A taxicab driver who was convicted of sexually assaulting a passenger in July 2014 is no longer allowed to drive a cab in Honolulu.
A Circuit Court jury convicted Enio Ruben Tablas, 54, of two counts of third-degree sexual assault Friday. Tablas has been charged in another sexual assault case involving a passenger, but no trial date has been set in that case.
Under city rules, Tablas had been able to work as a cabdriver while the charges were pending. On Monday the city revoked his certificate.
“When the conviction came down, as mayor I picked up the phone and called the city’s Customer Services Department director,” Honolulu Mayor Kirk Caldwell said. “I said, ‘We have a conviction now, so we can take action.'”
The Customer Services Department oversees taxi operations. Director Sheri Kajiwara sent Tablas a letter Monday.
“The crimes that Mr. Tablas has been convicted of are highly disturbing,” Kajiwara said. “In the interest of public safety, my office is notifying Mr. Tablas and his current employers that his taxicab driver’s certificate is revoked effective immediately.”
On July 5, 2014, Tablas picked up a woman, then 21, who had been drinking in Waikiki. The woman testified that she felt safe because there were already two other passengers in the cab. Tablas dropped off the other passengers, then drove the woman to Kahala Beach, where he sexually assaulted her. Tablas then drove her home, and as she left he said, “Remember me … I’m the red cab.”

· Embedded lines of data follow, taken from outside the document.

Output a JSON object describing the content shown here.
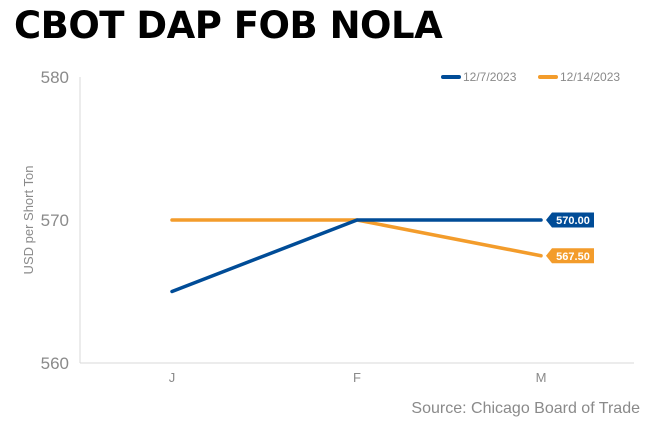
{
  "title": "CBOT DAP FOB NOLA",
  "source": "Source: Chicago Board of Trade",
  "chart_data": {
    "type": "line",
    "title": "CBOT DAP FOB NOLA",
    "ylabel": "USD per Short Ton",
    "xlabel": "",
    "categories": [
      "J",
      "F",
      "M"
    ],
    "y_ticks": [
      "580",
      "570",
      "560"
    ],
    "ylim": [
      560,
      580
    ],
    "grid": false,
    "legend_position": "top-right",
    "series": [
      {
        "name": "12/7/2023",
        "color": "#004c97",
        "values": [
          565,
          570,
          570
        ],
        "end_label": "570.00"
      },
      {
        "name": "12/14/2023",
        "color": "#f39c2b",
        "values": [
          570,
          570,
          567.5
        ],
        "end_label": "567.50"
      }
    ]
  }
}
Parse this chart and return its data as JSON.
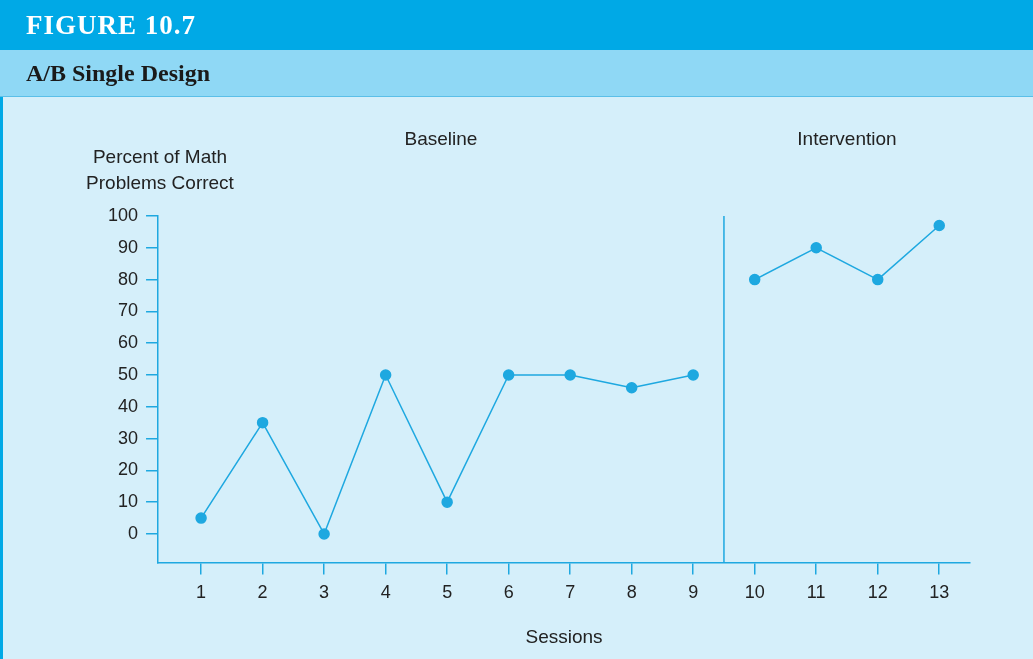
{
  "chart_data": {
    "type": "line",
    "title": "FIGURE 10.7",
    "subtitle": "A/B Single Design",
    "xlabel": "Sessions",
    "ylabel": "Percent of Math Problems Correct",
    "annotations": [
      "Baseline",
      "Intervention"
    ],
    "series": [
      {
        "x": [
          1,
          2,
          3,
          4,
          5,
          6,
          7,
          8,
          9
        ],
        "values": [
          5,
          35,
          0,
          50,
          10,
          50,
          50,
          46,
          50
        ],
        "color": "#1ea8e0"
      },
      {
        "x": [
          10,
          11,
          12,
          13
        ],
        "values": [
          80,
          90,
          80,
          97
        ],
        "color": "#1ea8e0"
      }
    ],
    "ref_lines": [
      {
        "axis": "x",
        "value": 9.5,
        "color": "#1ea8e0"
      }
    ],
    "xlim": [
      0.3,
      13.5
    ],
    "xticks": [
      1,
      2,
      3,
      4,
      5,
      6,
      7,
      8,
      9,
      10,
      11,
      12,
      13
    ],
    "ylim": [
      -9,
      100
    ],
    "yticks": [
      0,
      10,
      20,
      30,
      40,
      50,
      60,
      70,
      80,
      90,
      100
    ],
    "grid": false,
    "legend": false,
    "marker": "circle",
    "line_style": "solid"
  }
}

Tablas is free on bail but faces up to five years in prison on each of the two counts when he is sentenced Jan. 27. He will have to register as a sex offender.

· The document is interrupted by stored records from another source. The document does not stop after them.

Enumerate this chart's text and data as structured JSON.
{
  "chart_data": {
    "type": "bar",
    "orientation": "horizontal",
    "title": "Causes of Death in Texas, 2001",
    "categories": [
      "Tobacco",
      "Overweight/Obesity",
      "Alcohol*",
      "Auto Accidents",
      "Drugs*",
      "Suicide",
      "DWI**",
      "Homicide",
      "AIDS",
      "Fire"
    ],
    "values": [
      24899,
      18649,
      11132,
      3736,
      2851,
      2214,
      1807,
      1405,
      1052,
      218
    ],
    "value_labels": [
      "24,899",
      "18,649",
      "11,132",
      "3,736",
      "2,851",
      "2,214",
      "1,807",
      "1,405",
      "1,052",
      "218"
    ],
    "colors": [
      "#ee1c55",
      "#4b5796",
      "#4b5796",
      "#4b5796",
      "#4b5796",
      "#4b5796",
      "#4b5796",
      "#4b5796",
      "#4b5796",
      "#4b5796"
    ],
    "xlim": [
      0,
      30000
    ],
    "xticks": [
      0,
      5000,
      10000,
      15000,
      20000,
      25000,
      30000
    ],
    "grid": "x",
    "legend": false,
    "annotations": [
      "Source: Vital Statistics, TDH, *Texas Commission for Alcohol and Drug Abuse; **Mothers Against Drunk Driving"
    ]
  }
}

He also faces two counts of sexual assault in the second case. A woman, 21, told police she was walking alone along Nuuanu Avenue at 1 a.m. March 29, 2014. She said she had been drinking, and Tablas approached her in his cab and offered her a free ride. She told police she passed out in the cab, and when she awoke Tablas was raping her. She said he told her to smile and took her picture before dropping her off near Ala Moana Center.

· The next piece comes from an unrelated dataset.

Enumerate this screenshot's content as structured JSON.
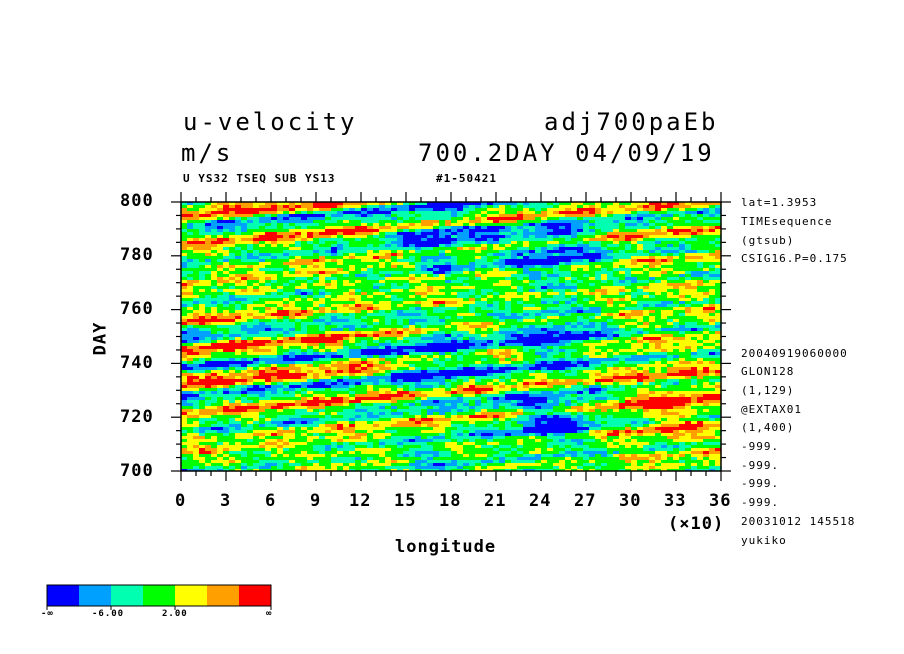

The charges against Tablas were highlighted in a September Honolulu Star-Advertiser series on the city’s oversight of the taxi industry. Although Tablas has past convictions for theft, driving with a suspended or revoked license due to DUI, failure to take a chemical test and numerous traffic violations in California and Hawaii, he was allowed to get a taxi license because the city’s criminal background checks go back only two years and are limited to Hawaii.